Earlier today I posted a long winded rant. It was motivated through negative reviews I received on some classwork.

In the spirit of not turning this blog into a rant board, I deleted it. “blog me a river” would have been a great title for the post however.

But don’t just blabber mr. blogger -make a point! Yes sir. My point is getting “marked” is always an ego-stiring exercise. Anyone have any comments as to how numerical values being placed on your work motivate you?

5 responses to this post.

  1. Posted by Nirmala on March 25, 2008 at 8:12 pm

    Q: How do numerical values being placed on your work motivate you?

    A: Numerical values being placed on my work do not motivate me or de-motivate me. As far as I am concerned, the work is a process and the grade is but an aspect of that process. If part of the process is learning, then the grade can be used as a communicative tool to open up a space for dialogue, exchange and potentially more learning…
    In my case, usually grades tend to confirm what I already know which is either:
    A) I did not work hard enough and it is reflected in my mark (if I get a poor grade)
    B) I did not work hard enough and it is reflected in my mark (if I get top marks)

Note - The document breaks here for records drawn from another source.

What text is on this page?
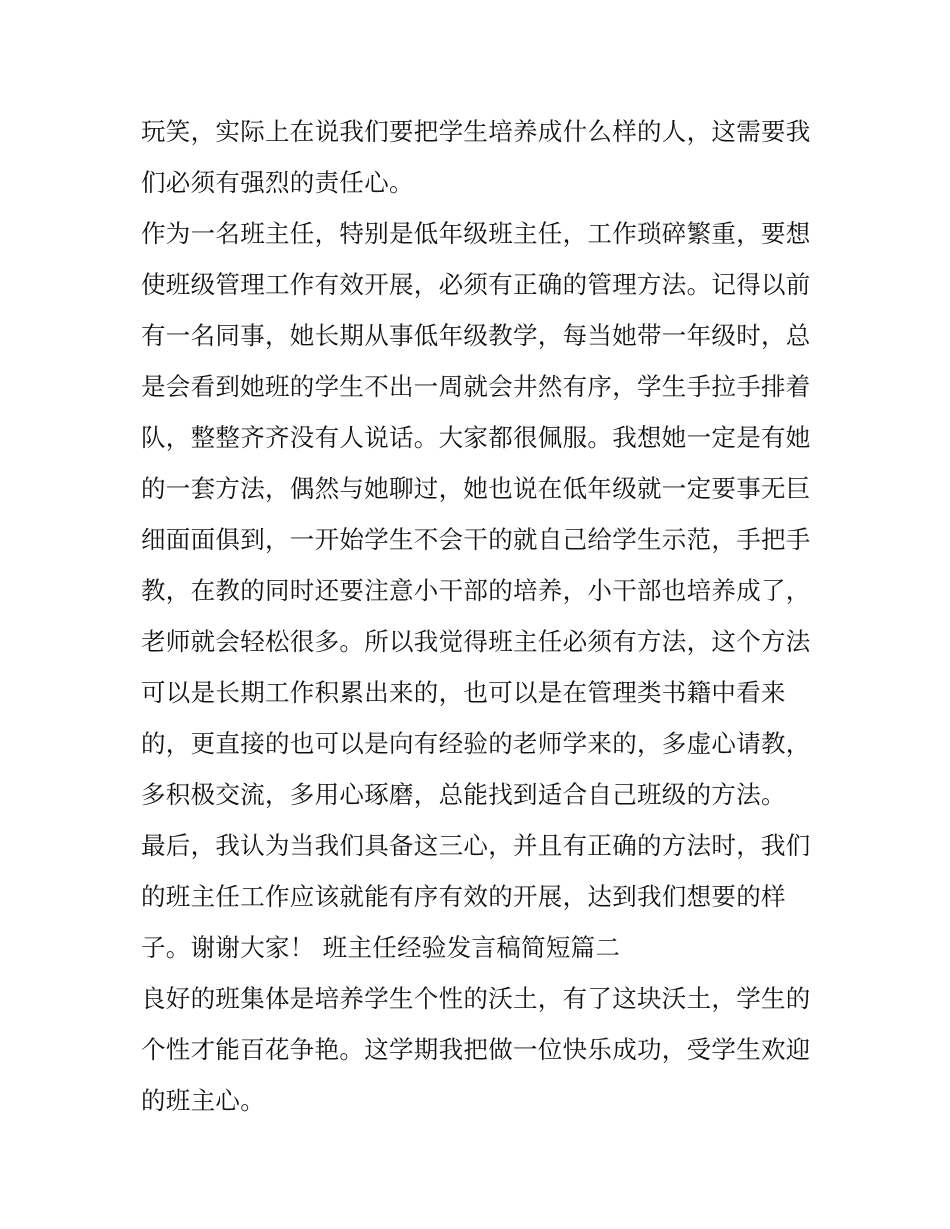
玩笑，实际上在说我们要把学生培养成什么样的人，这需要我
们必须有强烈的责任心。
作为一名班主任，特别是低年级班主任，工作琐碎繁重，要想
使班级管理工作有效开展，必须有正确的管理方法。记得以前
有一名同事，她长期从事低年级教学，每当她带一年级时，总
是会看到她班的学生不出一周就会井然有序，学生手拉手排着
队，整整齐齐没有人说话。大家都很佩服。我想她一定是有她
的一套方法，偶然与她聊过，她也说在低年级就一定要事无巨
细面面俱到，一开始学生不会干的就自己给学生示范，手把手
教，在教的同时还要注意小干部的培养，小干部也培养成了，
老师就会轻松很多。所以我觉得班主任必须有方法，这个方法
可以是长期工作积累出来的，也可以是在管理类书籍中看来
的，更直接的也可以是向有经验的老师学来的，多虚心请教，
多积极交流，多用心琢磨，总能找到适合自己班级的方法。
最后，我认为当我们具备这三心，并且有正确的方法时，我们
的班主任工作应该就能有序有效的开展，达到我们想要的样
子。谢谢大家！ 班主任经验发言稿简短篇二
良好的班集体是培养学生个性的沃土，有了这块沃土，学生的
个性才能百花争艳。这学期我把做一位快乐成功，受学生欢迎
的班主心。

  2. You make it sound so easy 🙂


  3. I know that my comments on this subject will easily marginalize me further, but I do not have a clue as to why we are in the grading business in universities, and by business I mean that in all senses. I can imagine a diploma that certifies participation, or qualitative assessments on research papers, but the reduction of qualities down to quantities is something that I find very disturbing, objectionable, and I can assure you that I resent giving grades more than any of my students may resent what they get. I suspect most would not believe me.

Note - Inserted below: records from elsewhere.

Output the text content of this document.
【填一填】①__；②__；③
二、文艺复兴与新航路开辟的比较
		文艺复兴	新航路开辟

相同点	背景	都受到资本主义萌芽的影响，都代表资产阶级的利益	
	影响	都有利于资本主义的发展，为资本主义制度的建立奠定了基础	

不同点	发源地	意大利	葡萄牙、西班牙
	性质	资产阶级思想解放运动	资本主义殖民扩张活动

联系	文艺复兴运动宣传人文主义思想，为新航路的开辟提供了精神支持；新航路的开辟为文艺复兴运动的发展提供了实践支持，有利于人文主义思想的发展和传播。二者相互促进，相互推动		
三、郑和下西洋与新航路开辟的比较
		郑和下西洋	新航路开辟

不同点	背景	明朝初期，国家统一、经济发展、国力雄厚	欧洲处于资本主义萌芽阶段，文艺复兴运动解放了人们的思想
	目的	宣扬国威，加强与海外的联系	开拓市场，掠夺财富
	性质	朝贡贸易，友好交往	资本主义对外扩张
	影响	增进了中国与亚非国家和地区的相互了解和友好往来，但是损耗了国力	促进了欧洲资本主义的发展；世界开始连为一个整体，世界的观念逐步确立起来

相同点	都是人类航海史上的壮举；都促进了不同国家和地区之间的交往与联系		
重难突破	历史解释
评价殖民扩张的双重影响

  4. Somehow my attempts to censor myself have become the hottest discussion on this blog! So be it, but yes, marking sucks. I tried my hand at marking some papers this semester and part of me died…

    I don’t think I’ve met a teacher who actually enjoys putting marks on paper – but fellow grad students seem to love it – and teachers seem to be quite happy leaving it to grad students. It reminds me of some Buddhists having other people kill animals so that they can eat it without suffering bad karma 🙂

    Actually, most people avoid killing animals themselves – pardon me I’ll take this over to the peta forum.


  5. I, too, resent grading. Like a number of teachers/instructors/faculty, as you note. My problem is partly personal (overly empathetic) but there’s a pedagogical dimension which, I’m happy to see, relates to Forte’s position.
    Grades are now part of a reward and punishment system reinforced by the “customer-based approach” to teaching (especially in universities). In some cases, there’s even a notion that “what students are paying for” are grades. Especially when prestige is associated with the institution giving those grades. And when parents are in fact the ones paying their children’s tuition fees. Then, they almost want to sue the teacher “who gave little 19-year-old Tammy here a lower grade than she deserved.”
    Seriously, it gets weird.
    But we could take another position. Maybe we are, after all, in the business of giving grades. Maybe we should just comply. Students still learn, socialize, meet potential partners for their professional and amorous lives, train for jobs… The system is working, isn’t it?
    Sure, I’m being sarcastic. But that point of view isn’t as absurd as I give it credit for.
    There are occasions during which grades have constructive effects. Especially when it’s important to improve. To “grow.” Being motivated to work harder to get a better grade. Being relieved by a high grade received on a difficult assignment…
    Sometimes, faith in humanity, or even faith in self, depends on such things.